Mr. Savage, 79, said he did ``not own a single share of Fashionmall'' and had no interest in ramping up its stock price. Mr. Savage declined to say who his investment bank was or detail the source of his financing.

Narax, which bills itself as a small mergers and acquisitions firm, was incorporated in Nevada two years ago. The telephone number Mr. Savage listed on the Narax press release was for a cellular telephone. Officials at PR Newswire, which distributes press releases to media outlets, said that Thursday was the first time Narax had used their service.

In a news release, Mr. Narasin said that his only communication with Narax before the company's bid announcement was the fax, which said, ``This communication describes a nonbinding proposal and does not constitute a binding offer.''

Mr. Narasin speculates that Fashionmall had acquired such peculiar interest because it had stashed away at least $35 million in cash - more than the company's entire market value at the time of Narax's offer.

Dozens of dot-coms with low stock market value appear to have become the targets of hostile takeovers in recent months because they are cash rich and valued low by the markets. But a hostile takeover of a company like Fashionmall would be hard because insiders own 65 percent of the company's stock. Mr. Narasin alone owns 47 percent. And Mr. Narasin and each of the directors have signed agreements not to sell their Fashionmall stock without board approval.

Charles R. Geisst, a finance professor at Manhattan College and the author of ``Wall Street: A History'' (Oxford University Press, 1997), said that ``when you see the market go south like this,'' companies like Fashionmall often become vulnerable to corporate raiders.

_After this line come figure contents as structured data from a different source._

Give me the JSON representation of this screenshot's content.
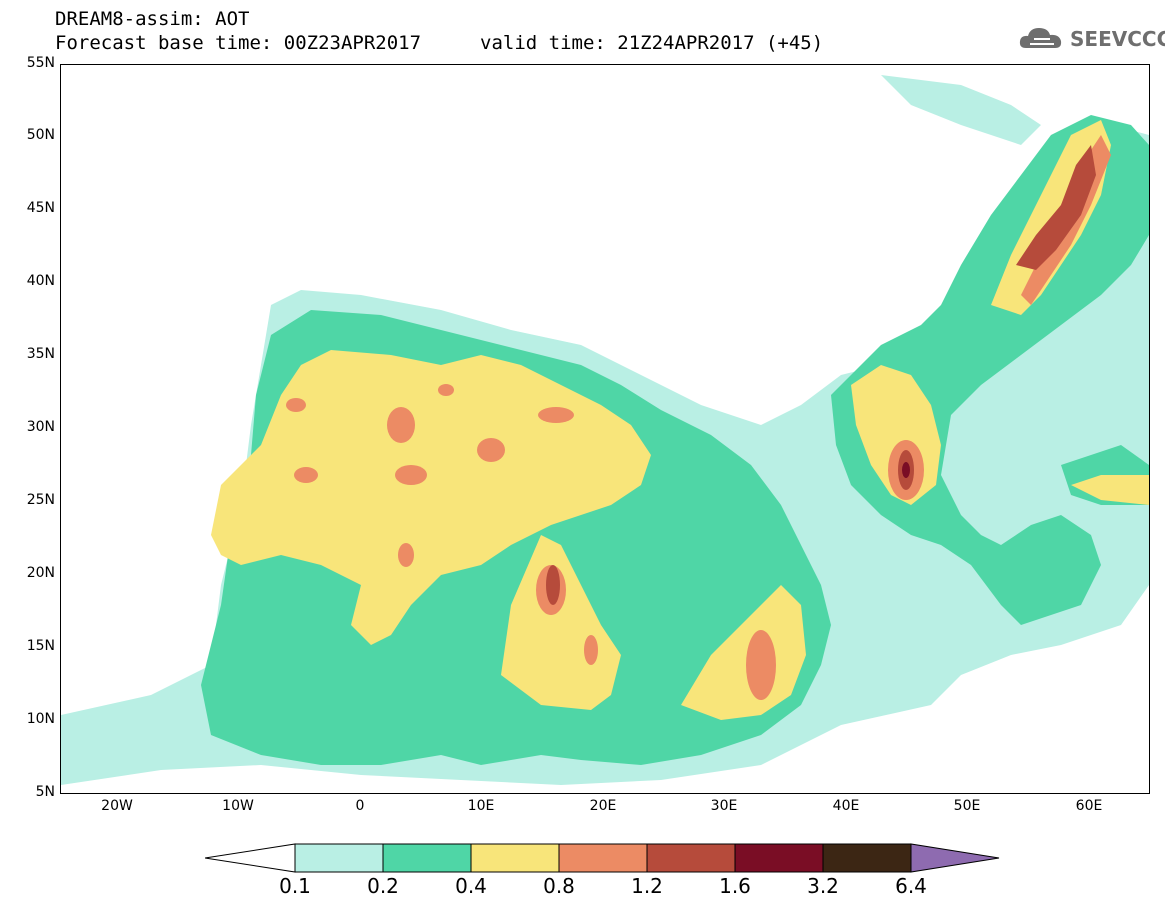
{
  "header": {
    "line1": "DREAM8-assim: AOT",
    "line2a": "Forecast base time: 00Z23APR2017",
    "line2b": "valid time: 21Z24APR2017 (+45)"
  },
  "logo": {
    "text": "SEEVCCC",
    "color": "#6e6e6e"
  },
  "axes": {
    "y_ticks": [
      "55N",
      "50N",
      "45N",
      "40N",
      "35N",
      "30N",
      "25N",
      "20N",
      "15N",
      "10N",
      "5N"
    ],
    "x_ticks": [
      "20W",
      "10W",
      "0",
      "10E",
      "20E",
      "30E",
      "40E",
      "50E",
      "60E"
    ]
  },
  "colorbar": {
    "labels": [
      "0.1",
      "0.2",
      "0.4",
      "0.8",
      "1.2",
      "1.6",
      "3.2",
      "6.4"
    ],
    "colors": [
      "#ffffff",
      "#b9efe4",
      "#4fd6a6",
      "#f8e57a",
      "#ec8b64",
      "#b64b3b",
      "#7a0d25",
      "#3c2614",
      "#8e6bb0"
    ]
  }
}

But he characterized the bids for Fashionmall as somewhat ``interesting'' for a variety reasons, including a connection between the two bidding companies.

While there are no official accusations or proof in this case that the offers were merely attempts to move the stock price, securities regulators have long held that in a market downturn, stocks are vulnerable to manipulation through takeover bids. An announcement of a takeover bid almost always increases the target company's stock price, and the lower the value of a company, the less likely investors will scrutinize the financing of a deal before reacting, Professor Geisst said.

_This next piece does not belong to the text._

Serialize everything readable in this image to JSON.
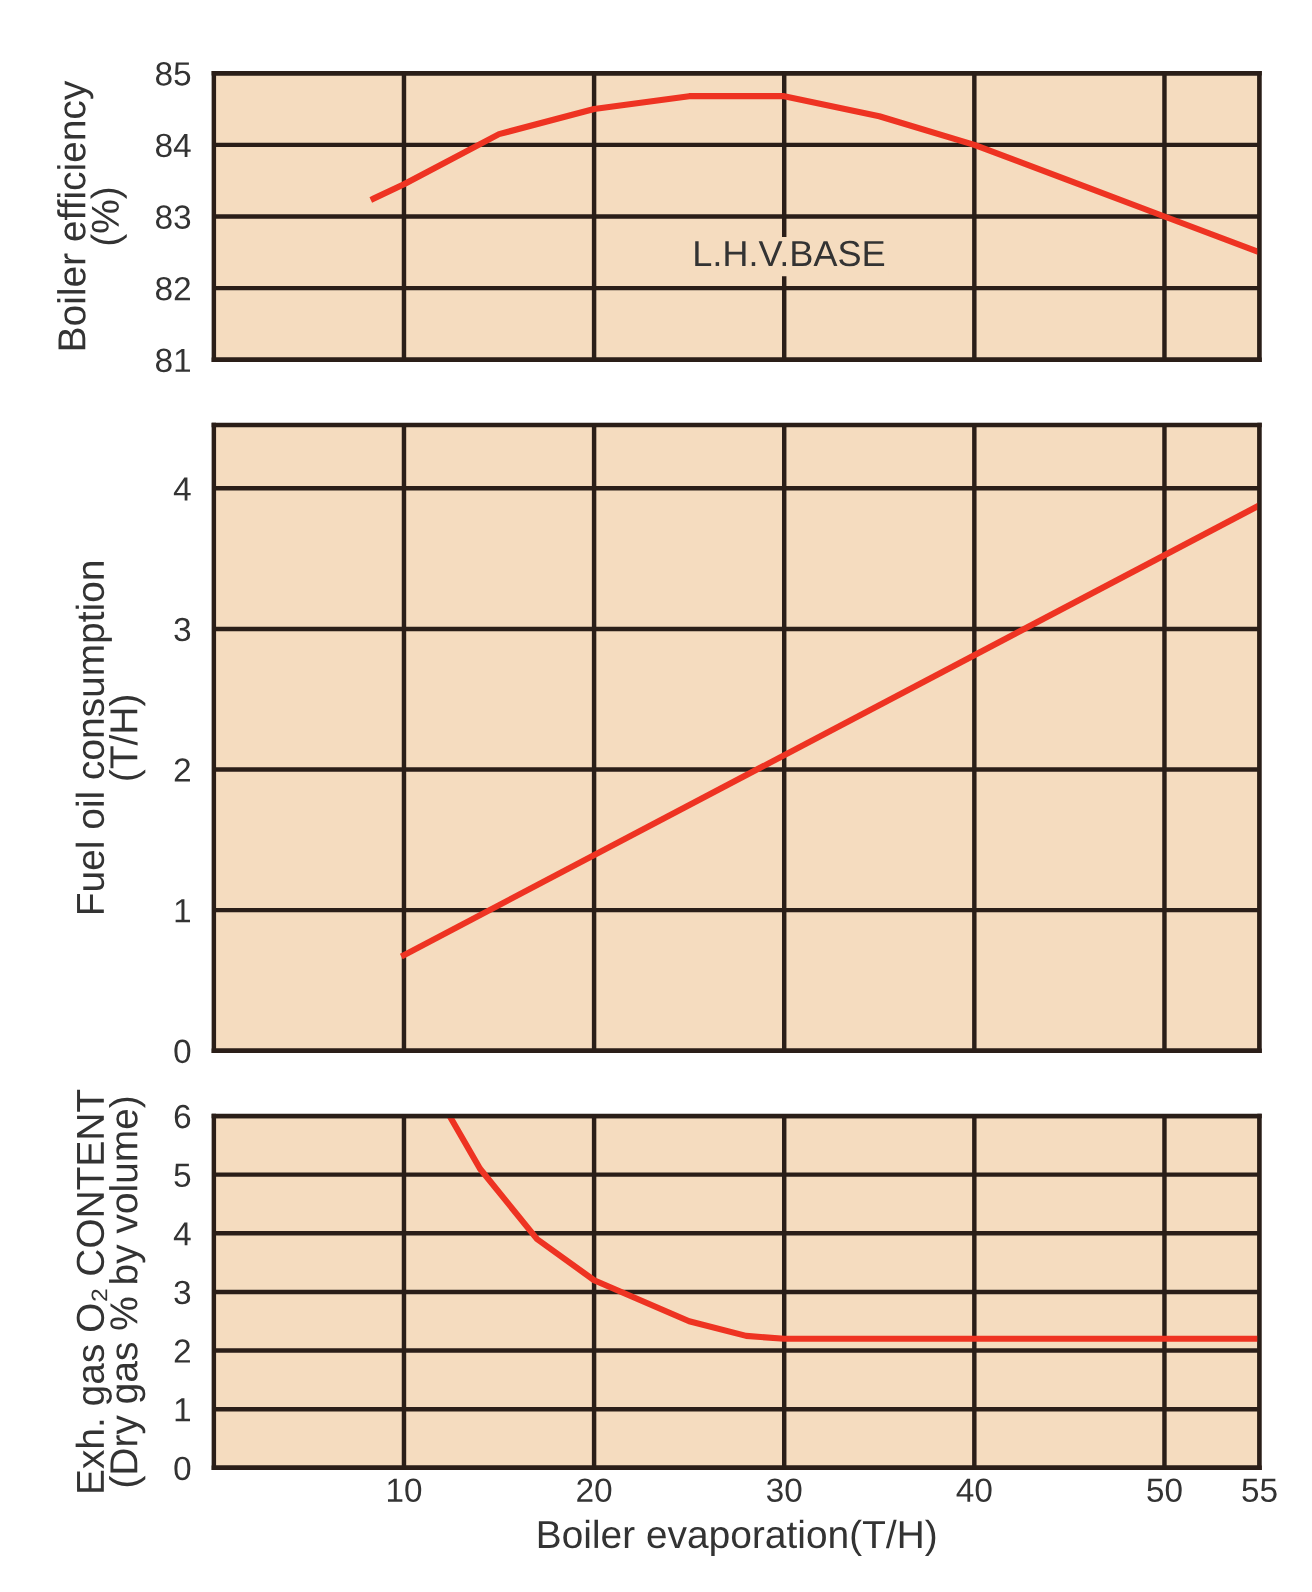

``On a small deal, the idea of a hostile bid is easier to accomplish; it is also fair to say that it will affect the price of the stock more,'' he said. ``If the deal is worth a couple of hundred million dollars, people are always asking where the money is coming from. On a small deal, that might be someone's Christmas bonus. Your initial reaction is to take it seriously because it is not a lot of money.''

By Friday afternoon the Nasdaq again halted trading of Fashionmall's stock after yet another company, GenesisIntermedia.comcoei of Van Nuys, Calif., bid on it. Fashionmall's volume, normally about 39,500 shares a day, rocketed to 1.1 million and its price had jumped more than 49 percent over two days to $4.12.

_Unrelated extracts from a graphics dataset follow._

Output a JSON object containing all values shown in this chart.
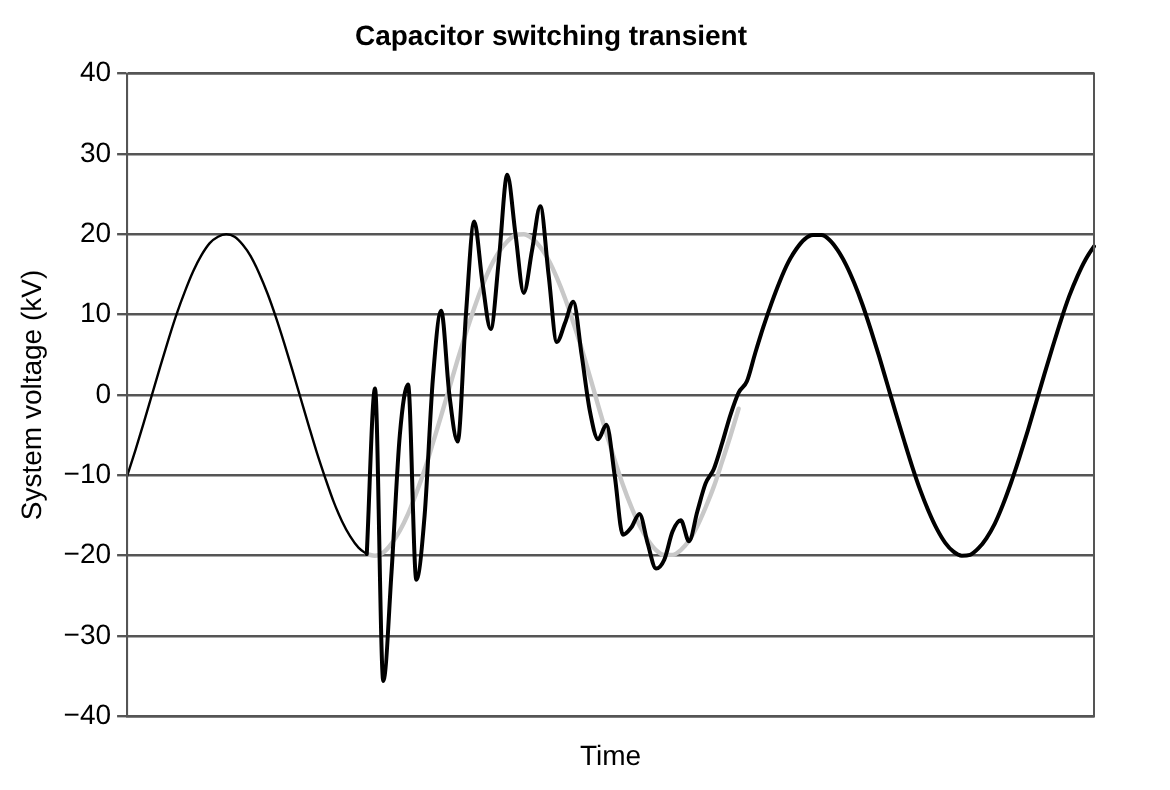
{
  "chart_data": {
    "type": "line",
    "title": "Capacitor switching transient",
    "xlabel": "Time",
    "ylabel": "System voltage (kV)",
    "categories": [
      null,
      null,
      null,
      null,
      null,
      null,
      null,
      null,
      null,
      null,
      null,
      null,
      null,
      null,
      null,
      null,
      null,
      null,
      null,
      null,
      null,
      null,
      null,
      null,
      null,
      null,
      null,
      null,
      null,
      null,
      null,
      null,
      null,
      null,
      null,
      null,
      null,
      null,
      null,
      null,
      null,
      null,
      null,
      null,
      null,
      null,
      null,
      null,
      null,
      null,
      null,
      null,
      null,
      null,
      null,
      null,
      null,
      null,
      null,
      null,
      null,
      null,
      null,
      null,
      null,
      null,
      null,
      null,
      null,
      null,
      null,
      null,
      null,
      null,
      null,
      null,
      null,
      null,
      null,
      null,
      null,
      null,
      null,
      null,
      null,
      null,
      null,
      null,
      null,
      null,
      null,
      null,
      null,
      null,
      null,
      null,
      null,
      null,
      null,
      null,
      null,
      null,
      null,
      null,
      null,
      null,
      null,
      null,
      null,
      null,
      null,
      null,
      null,
      null,
      null,
      null,
      null,
      null
    ],
    "series": [
      {
        "color": "#c8c8c8",
        "values": [
          null,
          null,
          null,
          null,
          null,
          null,
          null,
          null,
          null,
          null,
          null,
          null,
          null,
          null,
          null,
          null,
          null,
          null,
          null,
          null,
          null,
          null,
          null,
          null,
          null,
          null,
          null,
          null,
          null,
          -19.8,
          -20.0,
          -19.6,
          -18.5,
          -16.9,
          -14.8,
          -12.2,
          -9.3,
          -6.0,
          -2.6,
          0.9,
          4.4,
          7.7,
          10.8,
          13.6,
          16.0,
          17.8,
          19.1,
          19.9,
          20.0,
          19.5,
          18.4,
          16.8,
          14.6,
          12.0,
          9.0,
          5.8,
          2.3,
          -1.3,
          -4.8,
          -8.1,
          -11.2,
          -13.9,
          -16.2,
          -18.0,
          -19.3,
          -19.9,
          -19.9,
          -19.3,
          -18.1,
          -16.3,
          -14.0,
          -11.4,
          -8.3,
          -5.1,
          -1.7,
          null,
          null,
          null,
          null,
          null,
          null,
          null,
          null,
          null,
          null,
          null,
          null,
          null,
          null,
          null,
          null,
          null,
          null,
          null,
          null,
          null,
          null,
          null,
          null,
          null,
          null,
          null,
          null,
          null,
          null,
          null,
          null,
          null,
          null,
          null,
          null,
          null,
          null,
          null,
          null,
          null,
          null,
          null
        ]
      },
      {
        "color": "#000000",
        "values": [
          -10.1,
          -6.9,
          -3.5,
          0,
          3.5,
          6.9,
          10.1,
          12.9,
          15.4,
          17.4,
          18.9,
          19.7,
          20.0,
          19.7,
          18.7,
          17.2,
          15.1,
          12.6,
          9.7,
          6.5,
          3.1,
          -0.4,
          -3.9,
          -7.3,
          -10.4,
          -13.3,
          -15.7,
          -17.6,
          -19.0,
          -19.8,
          null,
          null,
          null,
          null,
          null,
          null,
          null,
          null,
          null,
          null,
          null,
          null,
          null,
          null,
          null,
          null,
          null,
          null,
          null,
          null,
          null,
          null,
          null,
          null,
          null,
          null,
          null,
          null,
          null,
          null,
          null,
          null,
          null,
          null,
          null,
          null,
          null,
          null,
          null,
          null,
          null,
          null,
          null,
          null,
          null,
          null,
          null,
          null,
          null,
          null,
          null,
          null,
          null,
          null,
          null,
          null,
          null,
          null,
          null,
          null,
          null,
          null,
          null,
          null,
          null,
          null,
          null,
          null,
          null,
          null,
          null,
          null,
          null,
          null,
          null,
          null,
          null,
          null,
          null,
          null,
          null,
          null,
          null,
          null,
          null,
          null,
          null,
          null
        ]
      },
      {
        "color": "#000000",
        "values": [
          null,
          null,
          null,
          null,
          null,
          null,
          null,
          null,
          null,
          null,
          null,
          null,
          null,
          null,
          null,
          null,
          null,
          null,
          null,
          null,
          null,
          null,
          null,
          null,
          null,
          null,
          null,
          null,
          null,
          -19.8,
          0.8,
          -35.6,
          -22,
          -5,
          1.3,
          -23,
          -15,
          2,
          10.5,
          0,
          -5.8,
          10,
          21.6,
          14,
          8.2,
          17,
          27.4,
          20,
          12.7,
          18,
          23.5,
          15,
          6.6,
          9,
          11.6,
          5,
          -2,
          -5.5,
          -3.7,
          -10,
          -17.4,
          -16.5,
          -14.8,
          -18.5,
          -21.6,
          -20.5,
          -17,
          -15.6,
          -18.2,
          -14.5,
          -11,
          -9.2,
          -6,
          -2.5,
          0.3,
          1.7,
          5.2,
          8.5,
          11.5,
          14.2,
          16.5,
          18.2,
          19.4,
          19.9,
          19.9,
          19.3,
          18.0,
          16.2,
          13.9,
          11.2,
          8.1,
          4.8,
          1.3,
          -2.2,
          -5.6,
          -8.9,
          -11.9,
          -14.5,
          -16.7,
          -18.4,
          -19.5,
          -20.0,
          -19.9,
          -19.1,
          -17.8,
          -16.0,
          -13.6,
          -10.8,
          -7.7,
          -4.4,
          -0.9,
          2.6,
          6.0,
          9.3,
          12.3,
          14.8,
          16.9,
          18.5
        ]
      }
    ],
    "ylim": [
      -40,
      40
    ],
    "yticks": [
      {
        "value": -40,
        "label": "−40"
      },
      {
        "value": -30,
        "label": "−30"
      },
      {
        "value": -20,
        "label": "−20"
      },
      {
        "value": -10,
        "label": "−10"
      },
      0,
      10,
      20,
      30,
      40
    ],
    "grid": "y",
    "legend": false,
    "tick_labels": "y",
    "marker": "none",
    "line_style": "solid"
  }
}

GenesisIntermedia's offer was a stock and cash deal worth $52.5 million. Fashionmall issued another statement that said its board would review the offer, though company officials said they were skeptical of that offer, too.

If an investor had bought 370,000 shares of Fashionmall in mid-November when the stock was trading at $1.25 per share, about the maximum that could have been bought without having to report it to the S.E.C., he would have made more than $1 million by Friday.

Fashionmall, which Mr. Narasin founded six years ago, has remained a niche player for most of the Internet boom. Unlike other e-commerce shares that hit triple digits, the highest point its stock reached was $13 - on the day of its initial public offering in May 1999.

In its most notable achievement since then, Mr. Narasin bought the remnants of the British online fashion retailer, Boo.com, after it filed for bankruptcy after burning through $185 million in 18 months in one of the Internet's first and largest failures. He remade Boo .com into a fashion portal, pointing consumers to other sites that sell Boo-like fashions.

Mr. Narasin said he enjoyed running his Internet company and had no
interest in selling it yet - at least until the next suitor comes calling.